It must be confessed, however, that, its moral aspect apart, the seizure of Atahualpa was a master-stroke of policy. Such was the sacredness in which his person was regarded, that with his capture the whole activity of his government collapsed. Holding this hostage, the Spaniards were omnipotent; for the slightest attempt at a rising or rescue would have at once cost the Inca his life. Whilst the prisoner of the Spaniards, he held his court in captivity, and was treated by the highest lords and officers of his realm with the ceremonious deference which formed part of the innermost being of all who owned his theocratic sway. But notwithstanding the respectful treatment which the Inca was permitted to enjoy, he could not but pine in his captivity, and his mind bent itself to the means of obtaining his freedom. He was the more anxious in this respect, as he feared his lately defeated elder brother Huascar would turn his confinement to account by bribing his jailers to place him at liberty and set him upon the Peruvian throne.
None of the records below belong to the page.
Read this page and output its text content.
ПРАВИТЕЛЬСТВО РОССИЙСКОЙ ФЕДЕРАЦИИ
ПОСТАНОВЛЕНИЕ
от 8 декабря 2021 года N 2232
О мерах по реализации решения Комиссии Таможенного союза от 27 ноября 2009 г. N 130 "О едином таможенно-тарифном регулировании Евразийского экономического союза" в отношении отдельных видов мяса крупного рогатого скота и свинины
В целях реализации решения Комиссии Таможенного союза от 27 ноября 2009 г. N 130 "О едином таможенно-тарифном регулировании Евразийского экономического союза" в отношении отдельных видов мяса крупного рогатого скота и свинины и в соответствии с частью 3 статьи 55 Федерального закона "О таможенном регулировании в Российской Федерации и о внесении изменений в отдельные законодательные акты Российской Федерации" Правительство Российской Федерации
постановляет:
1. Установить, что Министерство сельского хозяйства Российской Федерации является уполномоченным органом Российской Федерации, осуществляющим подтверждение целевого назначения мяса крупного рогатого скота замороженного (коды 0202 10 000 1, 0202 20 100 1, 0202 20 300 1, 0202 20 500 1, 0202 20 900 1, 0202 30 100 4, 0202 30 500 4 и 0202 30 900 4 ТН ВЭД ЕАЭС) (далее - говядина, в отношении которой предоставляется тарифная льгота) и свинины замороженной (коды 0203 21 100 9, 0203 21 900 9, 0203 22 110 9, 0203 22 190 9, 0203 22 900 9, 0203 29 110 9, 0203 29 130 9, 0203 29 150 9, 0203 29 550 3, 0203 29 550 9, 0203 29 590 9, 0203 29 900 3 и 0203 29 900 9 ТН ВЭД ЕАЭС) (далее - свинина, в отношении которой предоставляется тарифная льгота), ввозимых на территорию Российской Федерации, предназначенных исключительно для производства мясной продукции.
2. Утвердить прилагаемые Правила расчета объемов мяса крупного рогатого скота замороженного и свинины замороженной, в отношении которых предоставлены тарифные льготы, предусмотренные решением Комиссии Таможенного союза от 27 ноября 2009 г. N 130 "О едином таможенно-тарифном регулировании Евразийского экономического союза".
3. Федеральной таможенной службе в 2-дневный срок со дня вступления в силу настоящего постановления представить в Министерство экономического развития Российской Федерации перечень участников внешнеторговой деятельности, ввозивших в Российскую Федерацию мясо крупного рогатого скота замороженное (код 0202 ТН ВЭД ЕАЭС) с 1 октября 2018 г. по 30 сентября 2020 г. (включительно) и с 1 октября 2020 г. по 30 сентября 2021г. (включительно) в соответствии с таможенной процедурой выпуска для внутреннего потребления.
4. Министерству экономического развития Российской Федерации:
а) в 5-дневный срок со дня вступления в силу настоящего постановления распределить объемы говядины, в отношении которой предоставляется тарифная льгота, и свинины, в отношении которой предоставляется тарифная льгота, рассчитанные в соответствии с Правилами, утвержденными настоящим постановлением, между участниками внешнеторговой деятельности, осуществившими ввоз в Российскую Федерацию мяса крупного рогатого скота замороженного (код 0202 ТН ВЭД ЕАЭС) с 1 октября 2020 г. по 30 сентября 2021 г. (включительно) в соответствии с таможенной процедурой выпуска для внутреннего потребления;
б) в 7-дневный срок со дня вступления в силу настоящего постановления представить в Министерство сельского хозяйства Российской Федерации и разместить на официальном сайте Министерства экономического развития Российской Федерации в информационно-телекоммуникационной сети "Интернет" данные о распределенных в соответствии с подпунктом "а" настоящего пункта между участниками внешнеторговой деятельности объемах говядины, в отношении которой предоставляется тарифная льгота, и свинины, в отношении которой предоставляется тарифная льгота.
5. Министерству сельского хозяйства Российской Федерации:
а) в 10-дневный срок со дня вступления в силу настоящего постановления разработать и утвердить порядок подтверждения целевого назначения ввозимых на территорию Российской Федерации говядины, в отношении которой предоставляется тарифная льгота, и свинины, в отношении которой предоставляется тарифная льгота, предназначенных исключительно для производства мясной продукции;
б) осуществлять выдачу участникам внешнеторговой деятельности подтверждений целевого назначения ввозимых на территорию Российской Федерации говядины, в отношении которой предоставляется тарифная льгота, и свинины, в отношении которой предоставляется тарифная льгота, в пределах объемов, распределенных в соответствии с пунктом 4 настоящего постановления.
Under these circumstances, the captive Inca one day offered to Pizarro to purchase his liberation at the cost of filling the room in which he stood to his own height—the apartment was seventeen feet by twenty-two—in gold, and the adjoining smaller room twice full with silver, which offer was accepted, two months being given for the execution of the compact. The Inca had not deceived himself in his forebodings as to the conduct of Huascar, who indeed made overtures to the Spaniard, offering a still larger bribe than had his brother. He was, however, in the hands of the latter, who, on learning his proceedings through his creatures, gave orders that he should be put to death. Meanwhile the Inca’s ransom was being collected, but ere it had reached Caxamalca the situation of affairs became materially changed by the unexpected arrival of Almagro with a reinforcement of about a hundred and seventy men. With these Pizarro now found himself in force to proceed to the south and complete the subjugation of the country. But the question presented itself, What was to be done with the Inca? To set him at liberty would manifestly be to restore cohesion to a government which had collapsed, and thus to undo what had already been effected. If, on the other hand, they should detain him in captivity, the force requisite to guard so precious a hostage would seriously cripple the operations of the conquerors.
In this trying position the Spaniards were at no loss for an excuse for a line of conduct which might justify the measure on which their chief had resolved. In the face of their experience and of all probabilities, a general Peruvian rising was invented; and notwithstanding that the Inca had paid a ransom estimated as equivalent to three million and a half pounds sterling, he was put upon his trial on charges the most absurd, and respecting which, as the circumstances stated had occurred before their arrival, the Spaniards had in any case no pretence of jurisdiction. These, however, had involved themselves so deeply that they had scarcely a choice but to wade on through crime to crime. The Inca was condemned to death, and, to keep up the grim farce to the end, his sentence was finally commuted from being burnt alive to strangulation, on condition of his professing himself a Christian. The Dominican Valverde, who had consented to his execution, has the credit of this conversion.
The death of the Inca proved, as was to be expected, the signal for disorders throughout Peru. The late monarch had, indeed, by his own proceedings at the time of his victory over his brother, paved the way for such a result; for he had given orders to exterminate all members of the Imperial house. The Peruvian empire, with its civilization, which it had cost so much to build up, and which was perhaps equivalent to that of Japan, was now at an end. The provinces remote from Cuzco lost no time in shaking off their allegiance. Early in September, Pizarro and his followers, by this time amounting to about five hundred men, set out for the Peruvian capital, taking with them a younger brother of Atahualpa, whom they set up as the nominal Inca. Their march was a severe one; and at Xauxa they had to encounter the opposition of a numerous but impotent force. From this moment their progress was disputed; and it might have fared hardly with De Soto, who was sent on in advance, had he not, while encompassed by the Peruvians after a desperate engagement in the Sierra, received timely succour from Almagro. At Xauxa Pizarro left a small garrison of forty men, who were to guard the treasure, which he did not think it prudent to take with him on the march.